E no cinema e audiovisual de Santa Catarina, como as coisas estão? Bem, vamos voltar um pouco no tempo e viajar no espaço, para a cidade de São Paulo, em agosto de 2000, período em que se realizava o 11º Festival Internacional de Curtas Metragens de São Paulo. Neste festival é lançado o manifesto Gênese do Cinema Negro Brasileiro (chamado também de Dogma Feijoada), escrito pelo cineasta Jeferson De, que propunha um debate crítico sobre a representação do negro no cinema brasileiro, um tema que não fora explorado nem discutido com profundidade na programação do evento em nenhuma das suas 10 edições anteriores. Desde lá, cineastas negros de todas as regiões do Brasil vêm lutando pra consolidar suas produções afrocentradas diante da hegemonia da branquitude. No entanto, somente em 2019, o Movimento Negro Periférico, o Projeto É Da Nossa Cor e o Coletivo Pele, em parceria com o programa Cinemática Temas Transbordantes, conseguiram criar o 1º Festival Cinema Negro de Santa Catarina, ou seja, 18 anos depois. Este é um ótimo exemplo de como as coisas acontecem no sul do Brasil quando o assunto são as artes negras.

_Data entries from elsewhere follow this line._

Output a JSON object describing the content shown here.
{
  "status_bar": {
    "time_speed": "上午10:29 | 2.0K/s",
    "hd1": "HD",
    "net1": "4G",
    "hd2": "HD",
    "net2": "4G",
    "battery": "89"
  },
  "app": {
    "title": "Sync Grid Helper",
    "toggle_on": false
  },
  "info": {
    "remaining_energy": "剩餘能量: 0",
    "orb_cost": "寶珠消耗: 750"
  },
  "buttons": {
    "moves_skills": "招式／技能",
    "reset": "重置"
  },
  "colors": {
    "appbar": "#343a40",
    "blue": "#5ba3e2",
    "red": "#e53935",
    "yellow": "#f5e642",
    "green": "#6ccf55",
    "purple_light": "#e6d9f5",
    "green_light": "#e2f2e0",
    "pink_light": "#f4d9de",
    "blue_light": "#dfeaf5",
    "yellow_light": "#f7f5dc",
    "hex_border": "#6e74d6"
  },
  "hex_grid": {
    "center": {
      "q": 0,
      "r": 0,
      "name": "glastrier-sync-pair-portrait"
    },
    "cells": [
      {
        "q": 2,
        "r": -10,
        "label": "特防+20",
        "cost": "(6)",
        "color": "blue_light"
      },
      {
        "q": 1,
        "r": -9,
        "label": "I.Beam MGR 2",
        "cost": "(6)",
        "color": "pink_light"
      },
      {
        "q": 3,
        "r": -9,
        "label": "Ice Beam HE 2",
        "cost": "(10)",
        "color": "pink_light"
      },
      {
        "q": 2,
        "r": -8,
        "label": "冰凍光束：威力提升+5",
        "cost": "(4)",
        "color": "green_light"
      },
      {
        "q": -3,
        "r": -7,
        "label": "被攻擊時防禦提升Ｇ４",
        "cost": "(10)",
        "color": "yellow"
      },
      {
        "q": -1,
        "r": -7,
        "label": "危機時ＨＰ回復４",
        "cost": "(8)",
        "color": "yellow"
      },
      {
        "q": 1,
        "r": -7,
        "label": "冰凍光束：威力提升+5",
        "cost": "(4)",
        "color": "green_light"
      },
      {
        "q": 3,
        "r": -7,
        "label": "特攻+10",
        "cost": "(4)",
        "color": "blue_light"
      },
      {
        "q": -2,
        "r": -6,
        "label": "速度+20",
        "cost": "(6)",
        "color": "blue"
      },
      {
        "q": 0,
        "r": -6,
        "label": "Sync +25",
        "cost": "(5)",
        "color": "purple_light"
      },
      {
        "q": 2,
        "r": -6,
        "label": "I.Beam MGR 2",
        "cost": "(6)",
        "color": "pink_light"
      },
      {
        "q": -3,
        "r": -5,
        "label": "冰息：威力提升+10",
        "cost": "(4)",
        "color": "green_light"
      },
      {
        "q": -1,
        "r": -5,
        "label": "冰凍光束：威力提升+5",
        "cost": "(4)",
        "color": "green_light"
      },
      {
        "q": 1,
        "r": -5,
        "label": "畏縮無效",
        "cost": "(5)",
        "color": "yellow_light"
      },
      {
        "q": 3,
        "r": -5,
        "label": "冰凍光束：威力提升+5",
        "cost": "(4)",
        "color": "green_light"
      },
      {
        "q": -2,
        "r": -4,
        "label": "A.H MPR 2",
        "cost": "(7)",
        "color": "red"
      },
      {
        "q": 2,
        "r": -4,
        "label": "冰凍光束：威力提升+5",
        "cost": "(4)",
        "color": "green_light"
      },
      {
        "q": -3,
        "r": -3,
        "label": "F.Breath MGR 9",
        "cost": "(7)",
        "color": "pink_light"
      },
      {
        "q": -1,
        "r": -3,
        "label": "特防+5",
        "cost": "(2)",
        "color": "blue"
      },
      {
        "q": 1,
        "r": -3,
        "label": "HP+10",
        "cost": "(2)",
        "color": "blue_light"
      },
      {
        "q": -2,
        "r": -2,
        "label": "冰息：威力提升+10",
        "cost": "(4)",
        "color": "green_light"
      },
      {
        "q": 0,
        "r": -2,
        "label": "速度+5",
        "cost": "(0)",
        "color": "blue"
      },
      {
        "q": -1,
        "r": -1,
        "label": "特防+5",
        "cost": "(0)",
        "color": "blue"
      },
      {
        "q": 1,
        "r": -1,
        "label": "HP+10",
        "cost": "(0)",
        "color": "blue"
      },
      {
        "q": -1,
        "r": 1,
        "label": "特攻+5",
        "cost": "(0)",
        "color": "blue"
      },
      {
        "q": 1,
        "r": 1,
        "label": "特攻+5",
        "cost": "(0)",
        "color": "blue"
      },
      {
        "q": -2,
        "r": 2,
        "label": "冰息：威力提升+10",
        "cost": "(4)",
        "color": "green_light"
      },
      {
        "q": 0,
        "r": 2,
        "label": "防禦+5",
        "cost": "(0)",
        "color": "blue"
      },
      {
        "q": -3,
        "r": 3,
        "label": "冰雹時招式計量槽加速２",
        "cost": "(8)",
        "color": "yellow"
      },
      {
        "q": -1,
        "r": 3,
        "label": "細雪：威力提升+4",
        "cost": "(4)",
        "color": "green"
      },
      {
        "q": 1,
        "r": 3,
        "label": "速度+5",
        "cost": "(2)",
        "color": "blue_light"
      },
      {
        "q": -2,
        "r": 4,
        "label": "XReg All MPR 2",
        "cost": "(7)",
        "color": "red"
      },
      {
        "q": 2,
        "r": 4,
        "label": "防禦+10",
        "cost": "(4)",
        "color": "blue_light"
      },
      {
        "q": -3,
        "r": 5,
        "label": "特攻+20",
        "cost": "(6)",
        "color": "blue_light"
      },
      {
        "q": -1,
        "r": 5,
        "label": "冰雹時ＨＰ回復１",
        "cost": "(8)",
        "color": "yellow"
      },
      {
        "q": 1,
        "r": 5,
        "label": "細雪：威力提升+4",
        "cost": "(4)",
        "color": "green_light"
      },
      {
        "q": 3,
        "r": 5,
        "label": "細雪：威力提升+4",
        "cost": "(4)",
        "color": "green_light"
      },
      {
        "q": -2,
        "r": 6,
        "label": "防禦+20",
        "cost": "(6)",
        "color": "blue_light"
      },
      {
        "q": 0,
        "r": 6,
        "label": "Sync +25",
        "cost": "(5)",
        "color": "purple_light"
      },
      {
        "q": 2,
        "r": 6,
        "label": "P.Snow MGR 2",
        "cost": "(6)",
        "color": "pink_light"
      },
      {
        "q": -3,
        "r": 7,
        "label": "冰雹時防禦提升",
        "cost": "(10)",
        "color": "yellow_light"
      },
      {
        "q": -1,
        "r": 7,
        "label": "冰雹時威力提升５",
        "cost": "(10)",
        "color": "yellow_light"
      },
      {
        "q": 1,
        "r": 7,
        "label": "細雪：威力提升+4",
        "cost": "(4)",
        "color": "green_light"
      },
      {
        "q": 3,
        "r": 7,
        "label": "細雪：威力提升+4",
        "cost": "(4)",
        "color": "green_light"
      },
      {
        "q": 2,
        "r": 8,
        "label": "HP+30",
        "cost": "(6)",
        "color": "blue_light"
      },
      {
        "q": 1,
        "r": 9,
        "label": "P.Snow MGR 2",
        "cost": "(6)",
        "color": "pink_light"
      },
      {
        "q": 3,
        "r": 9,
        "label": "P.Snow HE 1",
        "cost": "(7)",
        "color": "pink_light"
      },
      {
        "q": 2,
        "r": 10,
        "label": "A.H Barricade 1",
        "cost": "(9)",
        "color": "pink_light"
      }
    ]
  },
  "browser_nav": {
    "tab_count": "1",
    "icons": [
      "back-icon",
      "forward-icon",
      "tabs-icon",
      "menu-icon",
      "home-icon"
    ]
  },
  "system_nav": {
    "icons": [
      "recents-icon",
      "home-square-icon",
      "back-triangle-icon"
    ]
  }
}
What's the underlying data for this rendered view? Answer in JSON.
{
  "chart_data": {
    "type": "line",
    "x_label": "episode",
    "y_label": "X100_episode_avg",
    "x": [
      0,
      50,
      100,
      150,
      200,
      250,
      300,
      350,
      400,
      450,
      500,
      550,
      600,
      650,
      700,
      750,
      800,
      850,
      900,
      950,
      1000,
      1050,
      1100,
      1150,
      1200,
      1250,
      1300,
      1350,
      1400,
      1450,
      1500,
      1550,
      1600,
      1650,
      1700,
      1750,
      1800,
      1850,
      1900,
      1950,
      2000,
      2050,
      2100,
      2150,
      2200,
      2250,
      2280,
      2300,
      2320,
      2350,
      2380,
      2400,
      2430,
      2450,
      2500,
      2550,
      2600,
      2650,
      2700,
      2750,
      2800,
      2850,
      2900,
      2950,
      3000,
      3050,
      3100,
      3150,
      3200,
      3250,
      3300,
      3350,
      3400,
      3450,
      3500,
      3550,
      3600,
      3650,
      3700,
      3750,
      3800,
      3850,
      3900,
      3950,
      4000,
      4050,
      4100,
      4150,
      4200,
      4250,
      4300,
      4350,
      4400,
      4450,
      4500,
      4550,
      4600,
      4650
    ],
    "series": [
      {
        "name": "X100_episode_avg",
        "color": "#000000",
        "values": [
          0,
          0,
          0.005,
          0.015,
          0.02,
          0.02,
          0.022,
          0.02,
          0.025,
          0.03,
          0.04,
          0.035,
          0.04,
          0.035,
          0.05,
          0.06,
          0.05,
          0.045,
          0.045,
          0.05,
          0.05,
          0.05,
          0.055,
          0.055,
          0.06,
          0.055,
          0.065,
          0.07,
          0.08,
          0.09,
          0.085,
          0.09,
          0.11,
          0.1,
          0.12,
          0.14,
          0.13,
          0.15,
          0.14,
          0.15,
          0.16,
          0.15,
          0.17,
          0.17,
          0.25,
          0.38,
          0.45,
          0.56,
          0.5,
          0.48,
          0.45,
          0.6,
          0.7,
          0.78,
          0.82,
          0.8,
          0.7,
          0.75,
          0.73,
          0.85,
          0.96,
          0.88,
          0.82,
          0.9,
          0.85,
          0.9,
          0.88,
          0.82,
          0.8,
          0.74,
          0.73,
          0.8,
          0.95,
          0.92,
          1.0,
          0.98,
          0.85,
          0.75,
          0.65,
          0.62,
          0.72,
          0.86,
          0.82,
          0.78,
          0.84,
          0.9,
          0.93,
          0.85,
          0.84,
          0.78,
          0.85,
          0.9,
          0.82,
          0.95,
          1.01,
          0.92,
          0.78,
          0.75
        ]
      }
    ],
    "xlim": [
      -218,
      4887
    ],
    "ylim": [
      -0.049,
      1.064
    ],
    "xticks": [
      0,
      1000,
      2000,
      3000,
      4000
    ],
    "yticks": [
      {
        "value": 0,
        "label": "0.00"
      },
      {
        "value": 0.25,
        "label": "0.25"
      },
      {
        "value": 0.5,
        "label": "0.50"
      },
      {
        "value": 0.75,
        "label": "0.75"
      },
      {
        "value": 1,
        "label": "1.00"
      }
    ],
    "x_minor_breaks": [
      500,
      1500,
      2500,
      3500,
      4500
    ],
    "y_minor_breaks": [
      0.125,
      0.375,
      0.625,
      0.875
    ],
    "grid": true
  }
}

2. Os coletivos negros de arte e sua atuação na formação antirracista
Partimos da pergunta: Por que é importante em uma cidade como Florianópolis existirem coletivos negros de arte?
Nos espaços de formação, construção e trabalho que envolvem arte e cultura em nossa cidade, percebe-se uma considerável ausência das pessoas pretas. O que é estranho, porque existem muitas pessoas pretas em Florianópolis fazendo arte e cultura. Essa ausência se dá pelo fato de muitos desses espaços dificultarem nossas inserções e permanências, pois foram construídos e são atualizados para nos sentirmos deslocados. Seja não encontrando outros de nós em companhias e/ou referências, ou em propostas de projetos que envolvem nossos setores e que não são condizentes com a realidade de nossas trajetórias de vida, sempre dificultando ao máximo nossa ocupação em lugares de poder.
Os coletivos de arte negra em Florianópolis são como fortalezas para que os artistas e grupos consigam continuar lutando na disputa por oportunidades que são atravessadas pelo racismo estrutural institucionalizado e do mercado de trabalho que ainda insiste em continuar a reprodução desta lógica discriminatória. São nos coletivos que conseguimos atravessar esse projeto de invisibilização, ao nos encontrarmos e ouvirmos uns aos outros, fazendo o resgate dos nossos e das nossas que sofreram o apagamento. Construindo, a partir daí, perspectivas de espaços que sejam coerentes com as nossas lutas e que nos projetam para qualquer lugar; inclusive os lugares de poder dentro da arte e cultura em geral.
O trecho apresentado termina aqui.